Öğretmenlik sistemi değişiyor! Müdür ve müdür yardımcıları da listede! MEB’in kadrosu topyekün eğitimden geçecek!

Öğretmenlik sistemi değişiyor! Müdür ve müdür yardımcıları da listede! MEB’in kadrosu topyekün eğitimden geçecek!
Milli Eğitim Bakanı Yusuf Tekin katıldığı bir canlı yayın programında eğitim gündemini değerlendirdi. Lisans eğitimini bitiren bir öğretmen adayının önümüzdeki dönemde geçeceği aşamalara tek tek değinen Tekin, eğitim fakülteleri ile birlikte ortak çalışma hedefine işte şu sözlerle yer verdi

“Tüm dünyada öğretmen yetiştirme metodolojisi'nin değişerek yenilendiği bir dönemde Türkiye'de de yenilik sürecinin başlatılması için geç kalındığını” ifade eden Tekin, farklı ülkelerden örnekler vererek lisans eğitimi sonrası 600 saate kadar eğitim veren kurumların bulunduğuna dikkat çekti.

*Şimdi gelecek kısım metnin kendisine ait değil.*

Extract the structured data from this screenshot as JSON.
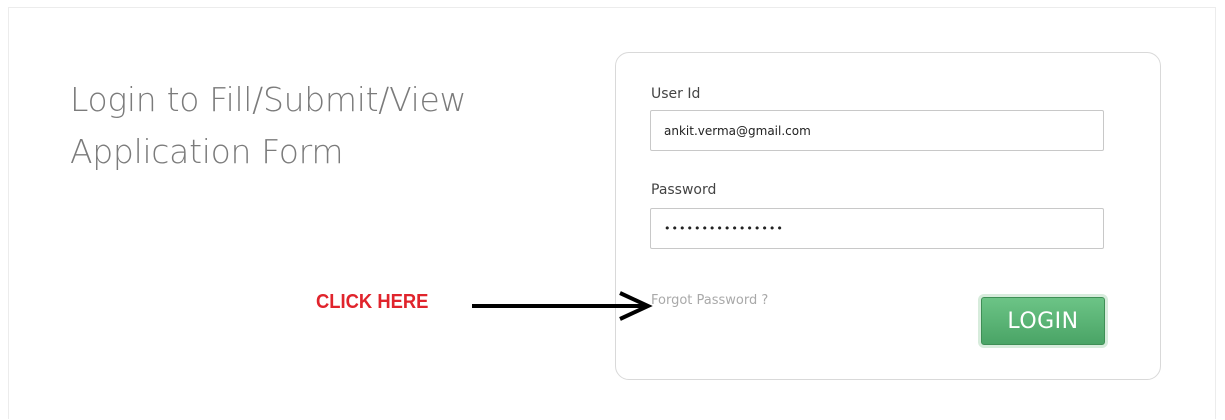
{
  "heading": {
    "line1": "Login to Fill/Submit/View",
    "line2": "Application Form"
  },
  "form": {
    "userid_label": "User Id",
    "userid_value": "ankit.verma@gmail.com",
    "password_label": "Password",
    "password_value": "••••••••••••••••",
    "forgot_link": "Forgot Password ?",
    "login_button": "LOGIN"
  },
  "annotation": {
    "text": "CLICK HERE",
    "icon": "arrow-right-icon"
  },
  "colors": {
    "heading": "#7b7b7b",
    "login_button": "#57b070",
    "annotation": "#e0242c",
    "forgot_link": "#a9a9a9"
  }
}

Türkiye'de bu süre sadece 90 saat diyen” Tekin öğretmen yetiştirme aşamalarında değişiklik yapılacağına dikkat çekerek yetersizlik konusunda vurguda bulundu. Milli Eğitim Akademisi kavramına dikkat çeken Tekin, sadece öğretmen adayları değil aynı zamanda var olan öğretmenlerin de eğitimden geçebilmeleri için bir sistem oluşturulduğunu ifadelerine ekledi.

Peki Milli Eğitim Akademisi'nde neler olacak? Kimler eğitim görecek?

Bakan Tekin'in ifadelerine göre Milli Eğitim Akademisi'nde hem öğretmen adayları eğitimden geçecek hem de MEB'in kadrosunda bulunan öğretmenlerin hizmet içi eğitimleri planlanacak, organize edilecek. Aynı zamanda bakanlık bünyesindeki eğitim kurumu yöneticisi olarak çalışan okul müdürleri, müdür yardımcıları ve benzeri pozisyonda görev alanlarda eğitilecek.

Akademi oldukça geniş bir çerçevede değerlendirilebilecek. Yalnızca Milli Eğitim Bakanlığı değil farklı kamu kurumu ya da özel kurumlarda da eğitim verilebilecek bir altyapı sunacak. Bakan Tekin sözlerini tamamlarken eğitim fakülteleri yerine akademi mi geliyor? sorusuna da samimi şekilde yanıt verdi.

“Amacımız fakülteleri işlevsiz bırakmak değil onlarla birlikte çalışmaktı” diyen Tekin, yanlış anlaşıldığını söyledi:

“Biz eğitim vereceğiz demiyoruz. Buradaki eğitimi zaten eğitim fakülteleri veriyor. Sadece akademisyen arkadaşlarımızla birlikte bu süreci kuvvetlendireceğiz. Eğitim fakülteleri ile üniversitelerle genel olarak sağlıklı bir iletişim kurabileceğimiz bir mekanizma burası. Kurulduktan sonra taşra birimleri ile birlikte Türkiye'nin her tarafındaki üniversitelerin, bu üniversitelerde çalışan öğretim üyesi arkadaşlarımızın sürece destek olabileceği bir zemin hazırlıyoruz.”